O poeta do Porto tece homenagens ao heterônimo de outro grande poeta, bem assim ao rio que não é propriamente o rio de sua “aldeia” – o Douro –, mas o rio Tejo, tema de um conhecidíssimo poema que também não é de Álvaro de Campos, mas de Alberto Caeiro: “O Tejo é mais belo que o rio que corre pela minha aldeia”...

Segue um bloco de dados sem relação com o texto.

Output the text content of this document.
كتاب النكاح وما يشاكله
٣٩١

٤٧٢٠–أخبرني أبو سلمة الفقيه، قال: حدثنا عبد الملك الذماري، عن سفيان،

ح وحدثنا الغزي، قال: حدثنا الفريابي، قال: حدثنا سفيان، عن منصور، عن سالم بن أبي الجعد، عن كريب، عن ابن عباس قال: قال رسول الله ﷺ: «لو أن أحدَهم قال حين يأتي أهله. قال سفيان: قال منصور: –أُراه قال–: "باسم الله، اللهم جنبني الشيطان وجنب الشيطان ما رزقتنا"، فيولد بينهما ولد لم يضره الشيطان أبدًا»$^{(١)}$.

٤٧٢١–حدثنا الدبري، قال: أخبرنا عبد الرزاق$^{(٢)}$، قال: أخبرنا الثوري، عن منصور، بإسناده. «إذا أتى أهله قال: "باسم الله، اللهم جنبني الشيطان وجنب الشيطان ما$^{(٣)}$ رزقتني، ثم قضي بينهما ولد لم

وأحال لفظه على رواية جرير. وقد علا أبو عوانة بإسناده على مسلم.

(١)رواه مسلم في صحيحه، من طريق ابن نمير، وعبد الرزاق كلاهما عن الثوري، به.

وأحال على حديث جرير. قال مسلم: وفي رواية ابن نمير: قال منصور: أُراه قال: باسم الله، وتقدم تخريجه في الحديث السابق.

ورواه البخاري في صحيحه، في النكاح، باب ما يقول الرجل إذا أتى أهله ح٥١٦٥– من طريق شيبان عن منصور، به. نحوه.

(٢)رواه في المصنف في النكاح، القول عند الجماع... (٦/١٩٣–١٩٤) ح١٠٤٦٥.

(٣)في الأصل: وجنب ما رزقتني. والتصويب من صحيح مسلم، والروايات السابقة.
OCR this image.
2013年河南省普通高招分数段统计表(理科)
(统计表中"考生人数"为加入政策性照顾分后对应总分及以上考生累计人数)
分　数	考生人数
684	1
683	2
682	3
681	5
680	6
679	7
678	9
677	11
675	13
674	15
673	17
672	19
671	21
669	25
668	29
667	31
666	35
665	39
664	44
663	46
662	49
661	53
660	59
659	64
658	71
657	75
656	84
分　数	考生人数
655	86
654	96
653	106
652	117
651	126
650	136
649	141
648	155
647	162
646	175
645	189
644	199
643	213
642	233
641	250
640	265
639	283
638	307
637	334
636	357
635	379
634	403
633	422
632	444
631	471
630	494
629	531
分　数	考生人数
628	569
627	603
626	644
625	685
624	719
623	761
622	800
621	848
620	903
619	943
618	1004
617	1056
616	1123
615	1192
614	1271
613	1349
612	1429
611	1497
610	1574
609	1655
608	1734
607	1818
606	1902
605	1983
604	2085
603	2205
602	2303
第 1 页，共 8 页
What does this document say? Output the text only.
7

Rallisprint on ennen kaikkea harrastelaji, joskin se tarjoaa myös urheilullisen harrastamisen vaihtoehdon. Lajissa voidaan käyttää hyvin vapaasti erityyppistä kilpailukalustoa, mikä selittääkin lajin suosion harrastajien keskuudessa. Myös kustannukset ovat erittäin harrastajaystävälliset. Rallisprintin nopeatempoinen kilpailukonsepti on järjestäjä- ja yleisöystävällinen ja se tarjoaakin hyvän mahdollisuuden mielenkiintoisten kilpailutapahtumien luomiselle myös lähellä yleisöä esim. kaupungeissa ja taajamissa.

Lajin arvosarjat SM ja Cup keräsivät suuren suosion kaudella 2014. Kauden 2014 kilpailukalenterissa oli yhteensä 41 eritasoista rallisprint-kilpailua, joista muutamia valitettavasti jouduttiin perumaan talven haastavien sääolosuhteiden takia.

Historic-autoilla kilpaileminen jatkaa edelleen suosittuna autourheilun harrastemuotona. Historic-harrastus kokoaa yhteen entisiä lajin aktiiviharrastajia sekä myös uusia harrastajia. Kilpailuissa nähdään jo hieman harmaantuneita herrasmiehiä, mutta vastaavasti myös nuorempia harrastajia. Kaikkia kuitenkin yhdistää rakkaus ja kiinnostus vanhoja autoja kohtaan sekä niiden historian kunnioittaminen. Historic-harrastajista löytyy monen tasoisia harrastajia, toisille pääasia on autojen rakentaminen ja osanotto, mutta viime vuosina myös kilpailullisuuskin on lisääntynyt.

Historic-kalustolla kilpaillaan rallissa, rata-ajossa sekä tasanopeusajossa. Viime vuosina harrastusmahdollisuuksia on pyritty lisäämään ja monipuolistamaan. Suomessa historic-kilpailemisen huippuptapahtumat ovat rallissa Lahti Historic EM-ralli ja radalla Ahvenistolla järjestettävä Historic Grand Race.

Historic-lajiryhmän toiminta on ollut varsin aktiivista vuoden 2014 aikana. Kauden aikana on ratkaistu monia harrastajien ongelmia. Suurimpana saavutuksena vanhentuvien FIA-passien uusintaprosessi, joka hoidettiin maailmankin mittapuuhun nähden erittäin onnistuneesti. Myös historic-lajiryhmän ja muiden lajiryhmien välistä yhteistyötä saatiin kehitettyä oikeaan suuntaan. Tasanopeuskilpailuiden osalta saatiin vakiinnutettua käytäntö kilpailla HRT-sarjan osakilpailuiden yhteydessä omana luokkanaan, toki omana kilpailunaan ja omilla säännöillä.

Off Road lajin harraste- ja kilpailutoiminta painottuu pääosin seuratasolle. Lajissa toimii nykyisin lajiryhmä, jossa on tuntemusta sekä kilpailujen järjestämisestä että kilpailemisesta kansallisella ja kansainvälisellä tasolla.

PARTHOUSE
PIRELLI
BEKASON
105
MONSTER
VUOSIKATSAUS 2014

O título da ode de Monteiro, de fato, associa-se a outro poema de Fernando Pessoa, ou melhor, Álvaro de Campos, a saber, “Ode Marítima”, na qual aflora a imagem de um navio a vapor que, ao longe, adentra o estuário do Tejo, mero ponto de partida para um tributo ao imaginário das aventuras no mar.

J.A.R. – H.C.

Adolfo Casais Monteiro
(1908-1972)

Ode ao Tejo e à Memória de Álvaro de Campos

E aqui estou eu,
ausente diante desta mesa –
e ali fora o Tejo.
Entrei sem lhe dar um só olhar.
Passei, e não me lembrei de voltar a cabeça,
e saudá-lo deste canto da praça:
“Olá, Tejo! Aqui estou eu outra vez!”
Não, não olhei.
Só depois que a sombra de Álvaro de Campos se
sentou a meu lado
me lembrei que estavas aí, Tejo.
Passei e não te vi.
Passei e vim fechar-me dentro das quatro paredes,
Tejo!
Não veio nenhum criado dizer-me se era esta a mesa
em que Fernando Pessoa se sentava,
contigo e os outros invisíveis à sua volta,
inventando vidas que não queria ter.
Eles ignoram-no como eu te ignorei agora, Tejo.
Tudo são desconhecidos, tudo é ausência no mundo,
tudo indiferença e falta de resposta.
Arrastas a tua massa enorme como um cortejo de
glória,
e mesmo eu que sou poeta passo a teu lado de olhos
fechados,
Tejo que não és da minha infância,
mas que estás dentro de mim como uma presença
indispensável,
majestade sem par nos monumentos dos homens,
imagem muito minha do eterno,
porque és real e tens forma, vida, ímpeto,
porque tens vida, sobretudo,
meu Tejo sem corvetas nem memórias do passado...
Eu que me esqueci de te olhar!
O meu mal é não ser dos que trazem a beleza metida
na algibeira
e não precisam de olhar as coisas para as terem.
Quando não estás diante dos meus olhos, estás
sempre longe.
Não te reduzi a uma ideia para trazer dentro da cabeça,
e quando estás ausente, estás mesmo ausente dentro
de mim.
Não tenho nada porque só amo o que é vivo,
mas a minha pobreza é um grande abraço em que
tudo é sempre virgem,
porque quando o tenho, é concreto nos braços
fechados sobre a posse.
Não tenho lugar para nenhum cemitério dentro de
mim…
É por isso é que fiquei a pensar como era grave ter
passado sem te olhar, ó Tejo.
Mau sinal, mau sinal, Tejo.
Má hora, Tejo, aquela em que passei sem olhar para
onde estavas.
Preciso dum grande dia a sós contigo, Tejo,
levado nos teus braços,
debruçado sobre a cor profunda das tuas águas,
embriagado do teu vento que varre como um hino
de vitória
as doenças da cidade triste e dos homens
acabrunhados...
Preciso dum grande dia a sós contigo, Tejo,
para me lavar do que deve andar de impuro dentro
de mim,
para os meus olhos beberem a tua força de luxo
indomável,
para me lavar do contágio que deve andar a
envenenar-me
dos homens que não sabem olhar para ti e sorrir
à vida,
para que nunca mais, Tejo, os meus olhos possam
voltar-se para outro lado
quando tiverem diante de si a tua grandeza, Tejo,
mais bela que qualquer sonho,
porque é real, concreta, e única!

Lisboa e o Tejo
(Carlos Botelho: pintor português)

Referência:

MONTEIRO, Adolfo Casais. Ode ao Tejo e à memória de Álvaro de Campos. In: TORGAL, Adosinda Providência; BOTELHO, Clotilde Correia (Organização e Nota Prévia). Lisboa com seus poetas: colectânea de poesia sobre Lisboa. Lisboa, PT: Publicações Dom Quixote, 2000. p. 71-73.